Long-Distance Quantum Message May Advance Code Making, Code Breaking
for National Geographic News
|March 14, 2007|
An experiment on the Canary Islands, off the coast of Africa, has smashed a record for sending messages encrypted using the quirks of quantum physics.
The researchers transmitted particles of light, or photons, 90 miles (144 kilometers) while keeping intact a strange invisible tie between the particles known as entanglement.
The demonstration shows that it would be possible to build a network of satellites that could beam ultra-secure messages between themselves and to Earth, researchers say.
Because of the unique and complex properties of entanglement, there is virtually no chance such messages could ever be successfully intercepted and decoded.
And the techniques used in the experiment could also be useful in creating quantum computers, which could exploit quantum physics to solve in seconds problems that would take today's machines years of work.

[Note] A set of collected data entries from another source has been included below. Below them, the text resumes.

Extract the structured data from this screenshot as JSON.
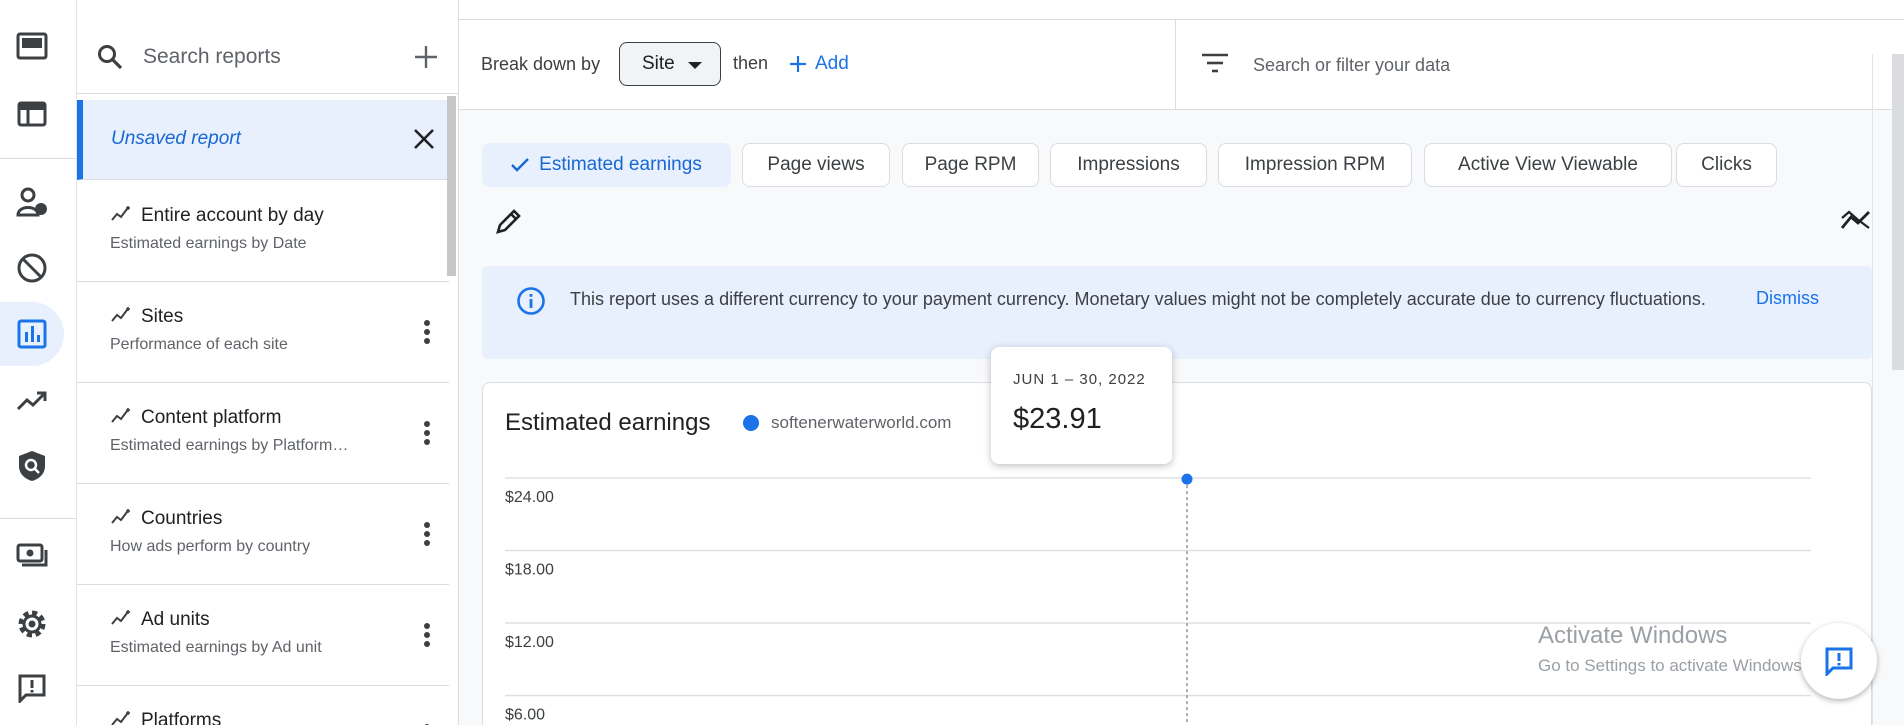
{
  "nav": {
    "items": [
      {
        "name": "overview-icon",
        "active": false
      },
      {
        "name": "layout-icon",
        "active": false
      },
      {
        "name": "account-icon",
        "active": false
      },
      {
        "name": "block-icon",
        "active": false
      },
      {
        "name": "reports-icon",
        "active": true
      },
      {
        "name": "trending-icon",
        "active": false
      },
      {
        "name": "policy-icon",
        "active": false
      },
      {
        "name": "payments-icon",
        "active": false
      },
      {
        "name": "settings-icon",
        "active": false
      },
      {
        "name": "feedback-icon",
        "active": false
      }
    ]
  },
  "report_list": {
    "search_placeholder": "Search reports",
    "unsaved": {
      "label": "Unsaved report"
    },
    "items": [
      {
        "title": "Entire account by day",
        "subtitle": "Estimated earnings by Date",
        "has_menu": false
      },
      {
        "title": "Sites",
        "subtitle": "Performance of each site",
        "has_menu": true
      },
      {
        "title": "Content platform",
        "subtitle": "Estimated earnings by Platform…",
        "has_menu": true
      },
      {
        "title": "Countries",
        "subtitle": "How ads perform by country",
        "has_menu": true
      },
      {
        "title": "Ad units",
        "subtitle": "Estimated earnings by Ad unit",
        "has_menu": true
      },
      {
        "title": "Platforms",
        "subtitle": "",
        "has_menu": true
      }
    ]
  },
  "breakdown": {
    "label": "Break down by",
    "selected": "Site",
    "then_label": "then",
    "add_label": "Add"
  },
  "filter": {
    "placeholder": "Search or filter your data"
  },
  "metrics": [
    {
      "label": "Estimated earnings",
      "selected": true
    },
    {
      "label": "Page views",
      "selected": false
    },
    {
      "label": "Page RPM",
      "selected": false
    },
    {
      "label": "Impressions",
      "selected": false
    },
    {
      "label": "Impression RPM",
      "selected": false
    },
    {
      "label": "Active View Viewable",
      "selected": false
    },
    {
      "label": "Clicks",
      "selected": false
    }
  ],
  "banner": {
    "text": "This report uses a different currency to your payment currency. Monetary values might not be completely accurate due to currency fluctuations.",
    "dismiss_label": "Dismiss"
  },
  "chart_data": {
    "type": "line",
    "title": "Estimated earnings",
    "series": [
      {
        "name": "softenerwaterworld.com",
        "color": "#1a73e8",
        "x": [
          "JUN 1 – 30, 2022"
        ],
        "values": [
          23.91
        ]
      }
    ],
    "y_ticks": [
      "$24.00",
      "$18.00",
      "$12.00",
      "$6.00"
    ],
    "y_tick_values": [
      24,
      18,
      12,
      6
    ],
    "grid": true
  },
  "tooltip": {
    "date": "JUN 1 – 30, 2022",
    "value": "$23.91"
  },
  "watermark": {
    "title": "Activate Windows",
    "subtitle": "Go to Settings to activate Windows."
  },
  "colors": {
    "accent": "#1a73e8",
    "selected_bg": "#e8f0fe",
    "text": "#202124",
    "muted": "#5f6368"
  }
}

In the experiment, a light beam carried a message from the island of La Palma to Tenerife, where a receiver was able to spot individual photons (see of map of the Canary Islands).
The transmission was ten times farther than anyone has been able to send entangled photons through the air before.
It's even farther than previous records for sending these signals through fiber-optic cables, like those used as telephone wires. (Related: "Physicists Teleport Quantum Bits Over Long Distance" [January 29, 2003].)
The work was published in the journal Physical Review Letters in January and presented at a meeting of the American Physical Society last week.
When two particles become entangled, manipulating one instantly affects the other, no matter how far apart they are.
No one knows exactly how particles remain entangled. Albert Einstein even once called the phenomenon "spooky action at a distance."
Anton Zeilinger, leader of the new study, likened the entanglement to a set of trick dice, which he calls quantum dice.
"Quantum dice have the funny feature that if you open the pack and throw them, they show the same number, independent of how far they are separated from each other," Zeilinger said.
"You cannot buy these yet, but I'm sure in a hundred years they will be under the Christmas tree," he joked.
That's because his and others' experiments are revealing increasing control over individual atoms, electrons, and photons—including methods to create and manipulate entangled pairs.
For example, when researchers made a measurement of an entangled photon that remained at La Palma, it instantly affected the particle's counterpart—regardless of whether it was in mid-flight or had already arrived at Tenerife.
In this way, entanglement can be used to send ultra-secure messages to people far away.
If anyone tried to eavesdrop on such a message, it would disrupt the entanglement, alerting the receiver that security has been compromised.
The receiver would tell the sender not to beam over the key used to decode the message. Instead the pair would start over with a new message encrypted with a new key.
The research "is a real technological tour de force," said Nicolas Gisin of the University of Geneva in Switzerland, who has also worked on long-distance entanglement.
The new experiment shows it is possible to send entangled photons over long distances through the air, so it should be possible to send them to satellites or the International Space Station, study leader Zeilinger added.
Those satellites would be able to send quantum-encrypted messages between each other or back to any location on Earth, he said.
Showing that this is possible "is in my opinion the major value of this experiment," Gisin, of the University of Geneva, added.
There are some major obstacles to using the method commercially, however, he pointed out. The rate of information sent was low, and the transmission only worked at night when the weather cooperated.
Beyond making communications more secure, entanglement has other important uses.
Entanglement is crucial in creating quantum computers, a powerful type of computer that works in a fundamentally different way than current technology.
One of the most promising applications for quantum computers is the ability to rapidly factor large numbers, a task that is very difficult for modern machines.
Current encryption practices, such as those used for online shopping sites, take advantage of this difficulty. By multiplying huge numbers together, codes are created that would take years or decades of computing time to factor.
Because quantum computers work in a completely different fashion, however, a large one could factor enormously long numbers very quickly—rendering today's methods of encryption obsolete.
Researchers have already built very basic devices—made of entangled photons whizzing around or atoms trapped in place by lasers—that can do simple calculations, such as factoring the number 21 to show it is equal to 3 times 7.
But quantum computers powerful enough to crack huge numbers are a long way off, probably decades.
Even if they do come to fruition, however, they may not be used for these kinds of calculations.
"I personally feel quantum computers will not be for factorization of large numbers," Zeilinger said. "As soon as you know you can do it, no one will use factorization for encoding secret messages."